No One Lives
How bad is No One Lives, the new bottom-feeding schlock-fest from WWE Studios? Simply put: It’s bad enough to make some of the studio’s other offerings, like the Steve Austin deathmatch movie The Condemned and the Kane-starring slasher flick See No Evil, look like genre gems. Even the built-in demographic may leave disappointed, as the film’s featured wrestler—hulking Brodus Clay, grunting maybe 10 lines—serves little purpose beyond providing the villain with a giant carcass in which to hide.
That nasty bit of business is just one of several gruesome parlor tricks performed by Luke Evans’ human monster, a ruthless sociopath as unstoppable as Jason Voorhees, but blessed with the smarmy “charisma” of a young Matt Dillon. In a baldly telegraphed bait-and-switch, this torture-fiend is introduced as the protagonist, traveling cross-country with lover Laura Ramsey. Their road trip, characterized by ominously loaded quarrels, grinds to a halt when the innocent-seeming couple falls into the clutches of a violent gang. But who’s the real threat? Only after discovering missing coed Adelaide Clemens bound and gagged in Evans’ trailer do the kidnapping lowlifes realize what they’re up against. Let the predictable round of Ten Little Indians begin.
No One Lives was helmed by Ryûhei Kitamura, the Japanese director of The Midnight Meat Train and Versus. Scarce is the gonzo visual imagination Kitamura brought to those goofy but stylish B-movies; here, he manages only one memorable image, a striking overhead shot of Evans slithering backwards out of a vent and into a bathroom. Not that a little behind-the-camera panache would have saved this thrill-free thriller, which alternates shrill shouting matches with generic executions. Suspense and wit are in equally short supply: When not walking blithely into danger, characters spout groan-worthy quips like, “If I wanted to hear from an asshole, I’d rip you a new one.” The carnage, too, is unexceptional. After seven Saw movies, will audiences bat an eye at the sight of a squirming victim lowered into the twirling blades of a conveniently accessible machine?

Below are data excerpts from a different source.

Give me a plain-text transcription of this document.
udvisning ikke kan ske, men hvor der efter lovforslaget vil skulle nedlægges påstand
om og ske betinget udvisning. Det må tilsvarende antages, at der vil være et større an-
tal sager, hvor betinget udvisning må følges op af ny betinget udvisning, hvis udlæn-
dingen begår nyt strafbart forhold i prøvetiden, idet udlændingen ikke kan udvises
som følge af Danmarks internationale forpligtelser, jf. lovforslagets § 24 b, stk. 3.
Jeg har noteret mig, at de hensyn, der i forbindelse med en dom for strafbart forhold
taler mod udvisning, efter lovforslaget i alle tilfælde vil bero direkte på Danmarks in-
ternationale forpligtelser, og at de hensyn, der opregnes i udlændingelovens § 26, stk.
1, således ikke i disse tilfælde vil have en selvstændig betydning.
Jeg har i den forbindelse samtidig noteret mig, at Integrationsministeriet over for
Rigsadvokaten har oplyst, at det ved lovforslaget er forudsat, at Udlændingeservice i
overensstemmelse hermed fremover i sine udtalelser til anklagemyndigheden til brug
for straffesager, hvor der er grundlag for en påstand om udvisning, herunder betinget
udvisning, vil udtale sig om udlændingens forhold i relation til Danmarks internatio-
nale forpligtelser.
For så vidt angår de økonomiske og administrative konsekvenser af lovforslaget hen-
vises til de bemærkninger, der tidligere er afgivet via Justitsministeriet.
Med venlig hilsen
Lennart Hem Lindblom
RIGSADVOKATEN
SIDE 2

Most fatally, No One Lives neglects to provide a rooting interest. Great horror movies engender sympathy for the lambs being led to the slaughter. Failing that, a lesser fright flick might at least get viewers cheering for the butcher. There’s no side to take in Kitamura’s film; the killer is a smug bore, his victims disposable scumbags. Not even Clemens, the most superficially likeable of the lot, inspires much affection. (Cutting down her default comrades with withering asides, she seems less traumatized than perpetually irritated.) Faced with such a deplorable cast of characters, viewers can only hope that the title is a promise—and that the film won’t take too long to fulfill it.